I felt Reth’s hand tremble on me; he’d turn me over. He had to. He wouldn’t die for me. I was shocked to realize I didn’t want him to die here, either.

Suddenly Arianna’s voice rang out from above us. “Hey, witch! That’s the fugliest dress I’ve ever seen!”

I looked up to see the Dark Queen pelted with the contents of our apartment fridge raining down from the second floor window. She raised a hand and I screamed. Not Arianna, I couldn’t lose her, too.

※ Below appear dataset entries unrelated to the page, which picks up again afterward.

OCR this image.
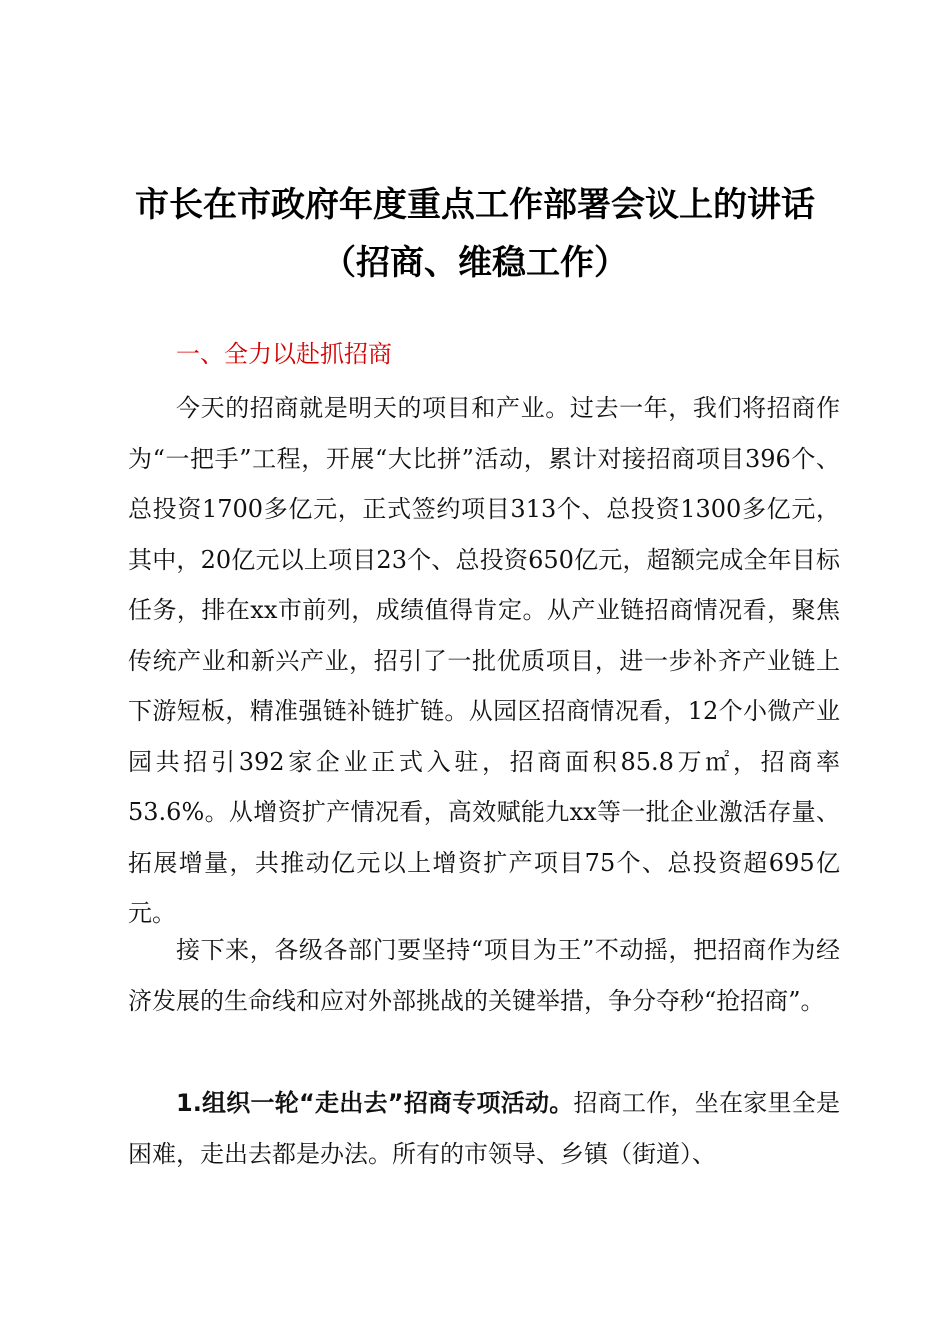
市长在市政府年度重点工作部署会议上的讲话
（招商、维稳工作）
一、全力以赴抓招商

今天的招商就是明天的项目和产业。过去一年，我们将招商作为“一把手”工程，开展“大比拼”活动，累计对接招商项目396个、总投资1700多亿元，正式签约项目313个、总投资1300多亿元，其中，20亿元以上项目23个、总投资650亿元，超额完成全年目标任务，排在xx市前列，成绩值得肯定。从产业链招商情况看，聚焦传统产业和新兴产业，招引了一批优质项目，进一步补齐产业链上下游短板，精准强链补链扩链。从园区招商情况看，12个小微产业园共招引392家企业正式入驻，招商面积85.8万㎡，招商率53.6%。从增资扩产情况看，高效赋能九xx等一批企业激活存量、拓展增量，共推动亿元以上增资扩产项目75个、总投资超695亿元。

接下来，各级各部门要坚持“项目为王”不动摇，把招商作为经济发展的生命线和应对外部挑战的关键举措，争分夺秒“抢招商”。

1.组织一轮“走出去”招商专项活动。招商工作，坐在家里全是困难，走出去都是办法。所有的市领导、乡镇（街道）、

Then a plate smashed against the Dark Queen’s perfect white arm from the side, distracting her.

Kari and Donna stood in the doorway of the diner, loaded with every dish they could hold, throwing them with remarkable aim. Cups and bowls crashed off the Dark Queen, not doing any real damage but sure as anything pissing her off.

“Dad! The pans, in the kitchen! Iron!” Lend said. David nodded and ran back.

“Behind the counter, now!” Lend hissed, grabbing Reth’s arm and pulling us both back to the flimsy shelter where we all crouched. “We’ll wait until my dad distracts her with the iron and then get away through a faerie door.”

Reth nodded, and I let myself hope for one second that we’d get out of this, that we’d escape her and somehow be okay. Then there was a horrible noise like an animal in pain that cut off far too sharply, and Donna screamed, sobbing Kari’s name.

“Enough,” the Dark Queen said, her voice pushing out and somehow making the very air feel different, thicker. Reth’s golden eyes widened in horror; he put a hand out on the wall.

Nothing happened.

Lend watched, and I saw his face as it sank in. We weren’t going to get out.

“It’s okay,” I said, my voice breaking. “It’s okay. You guys stay back here. Try to help the others. I can’t let her hurt anyone else. She won’t leave until she gets me.”

“You,” Lend whispered, then looked at Reth. Something unspoken passed between them. “Keep her safe,” Lend said fiercely.

Reth nodded. “Always.”

Lend leaned forward and smashed his lips into mine, kissing me desperately, then pulled away. “I love you,” he said, his glamour melting off so it was him, just him for a heartbeat, and I got ready to stand and be lost forever. Then he replaced his water self with: Me.

“No!” I screamed, but Reth wrapped his arms around me and traced one finger down my throat, freezing my voice.

I screamed and screamed, ripping my throat to shreds but no sound came out. Lend-as-me stood up, lifting both hands in the air.

“I’m coming,” my voice said. “Stop.”

He walked out from behind the counter and I couldn’t see him and she’d kill him and I’d lose him forever and I couldn’t live in a world where he wasn’t.

I kicked against the counter as hard as I could, trying to force Reth to let me go, but his arms weren’t flesh, they were permanent, there was no give. I slammed my head back into his chest again and again, but then I felt more than heard her faerie door closing as the air thinned again and I knew it was over and my world had been destroyed.

Lend was gone, and it was my fault.

I slammed my head against Reth again in rage; he pulled me closer and said, in a voice tender and sad, “Sleep.”

And then it was black.

Shh, shh,” Vivian said, cradling me and stroking my hair in our dark, star-filled dreamscape. “Where have you been? I’ve been feeling strange lately; I wanted to tell you. But what’s wrong? What happened?”